Countering the soft, contemplative work of Niznik, Waiting for Amelia by Michael Hawkins looks at the often-fractious relationship that exists between fathers and the judicial system. Via works on paper and canvas, Hawkins use of symbol and motif explore the difficulty faced by fathers when it comes to shared custody. In what is a personal response to the trials and tribulations of the family court system, the illustrative hand of Hawkins seeks to shed light on this issue through interaction between images and their respective meanings.

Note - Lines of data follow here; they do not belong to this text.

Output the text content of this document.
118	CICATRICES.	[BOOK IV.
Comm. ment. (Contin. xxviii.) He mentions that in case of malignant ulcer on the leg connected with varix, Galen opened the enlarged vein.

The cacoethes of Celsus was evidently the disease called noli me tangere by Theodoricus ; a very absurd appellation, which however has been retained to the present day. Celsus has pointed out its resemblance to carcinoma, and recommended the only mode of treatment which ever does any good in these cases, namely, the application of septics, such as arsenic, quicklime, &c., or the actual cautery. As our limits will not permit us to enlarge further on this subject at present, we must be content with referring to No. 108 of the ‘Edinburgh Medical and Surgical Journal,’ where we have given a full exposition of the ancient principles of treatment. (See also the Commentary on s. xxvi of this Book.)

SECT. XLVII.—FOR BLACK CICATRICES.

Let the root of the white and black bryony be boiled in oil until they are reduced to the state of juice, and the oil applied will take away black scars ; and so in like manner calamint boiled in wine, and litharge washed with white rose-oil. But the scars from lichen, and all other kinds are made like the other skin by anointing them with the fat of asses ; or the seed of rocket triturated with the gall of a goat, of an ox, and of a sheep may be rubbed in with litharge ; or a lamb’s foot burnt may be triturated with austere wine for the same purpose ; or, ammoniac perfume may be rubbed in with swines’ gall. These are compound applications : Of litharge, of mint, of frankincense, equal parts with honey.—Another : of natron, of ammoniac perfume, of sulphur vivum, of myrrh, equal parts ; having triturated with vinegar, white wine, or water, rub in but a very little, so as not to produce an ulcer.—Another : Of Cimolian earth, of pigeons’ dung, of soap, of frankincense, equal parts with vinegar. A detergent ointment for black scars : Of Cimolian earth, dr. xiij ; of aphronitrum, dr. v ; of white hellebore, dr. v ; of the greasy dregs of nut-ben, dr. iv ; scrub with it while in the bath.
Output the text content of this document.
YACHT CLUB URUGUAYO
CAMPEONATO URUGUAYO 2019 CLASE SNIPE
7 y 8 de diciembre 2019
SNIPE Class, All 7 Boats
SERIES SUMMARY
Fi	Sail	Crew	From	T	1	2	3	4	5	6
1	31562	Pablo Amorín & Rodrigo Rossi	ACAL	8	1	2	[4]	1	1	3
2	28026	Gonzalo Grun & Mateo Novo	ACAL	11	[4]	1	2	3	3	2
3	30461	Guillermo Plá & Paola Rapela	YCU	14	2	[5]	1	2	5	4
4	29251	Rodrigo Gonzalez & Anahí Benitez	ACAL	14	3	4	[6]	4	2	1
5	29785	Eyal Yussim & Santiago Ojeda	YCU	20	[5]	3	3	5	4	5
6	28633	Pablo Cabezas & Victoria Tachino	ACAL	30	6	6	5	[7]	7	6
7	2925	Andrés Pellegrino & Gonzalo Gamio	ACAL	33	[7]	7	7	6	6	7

Following this, Stephanie Kinstler examines the construction of self in Red Rose. Via a series of self-portraits that pay homage to the narcissism of the digital age, Kinstler artfully navigates the often-troublesome dialogue between modernity, tradition and culture. Drawing upon a love of modern beauty trends, ‘traditional women’s activities ’ and her own ‘colourful Eurocentric heritage,’ the images in due measure portray a desire to reject them in an act of ‘modern young rebellion.
Meanwhile in Gallery Four, Michele Donegan’s practice of travel, collecting and careful examination of surrounding environments manifest in re find. In what is in essence an exploration of place, the works in re find charter the artist’s ‘mapping of the landscape,’ transforming objects and images into miniature creations so as to encourage the viewer to ‘stop, look and consider.’ Through ‘noticing, collecting, remembering, valuing, transforming and reconsidering,’ Donegan rekindles the beauty of an object’s fragility in an ever fast and changing environment.
Finally, In Memory of Paeonies Kate Walsh pays tribute to the majestic flower via a series of intimately painted works. Taking place in the Cupboard/ Project Space, Walsh’s paintings seem to stir from a dream, evoking a sense of past and cherished moments. ‘Through figurative, metaphorical and abstract imagery,’ Walsh delicately captures the beauty and enduring symbolism of the peonie.
All exhibitions will be open from 7 October- 29 October.
Alternating Current Art Space is located at 248 High Street in Windsor. We are open Wednesday to Friday 3-8pm and on the Weekend 11-3pm.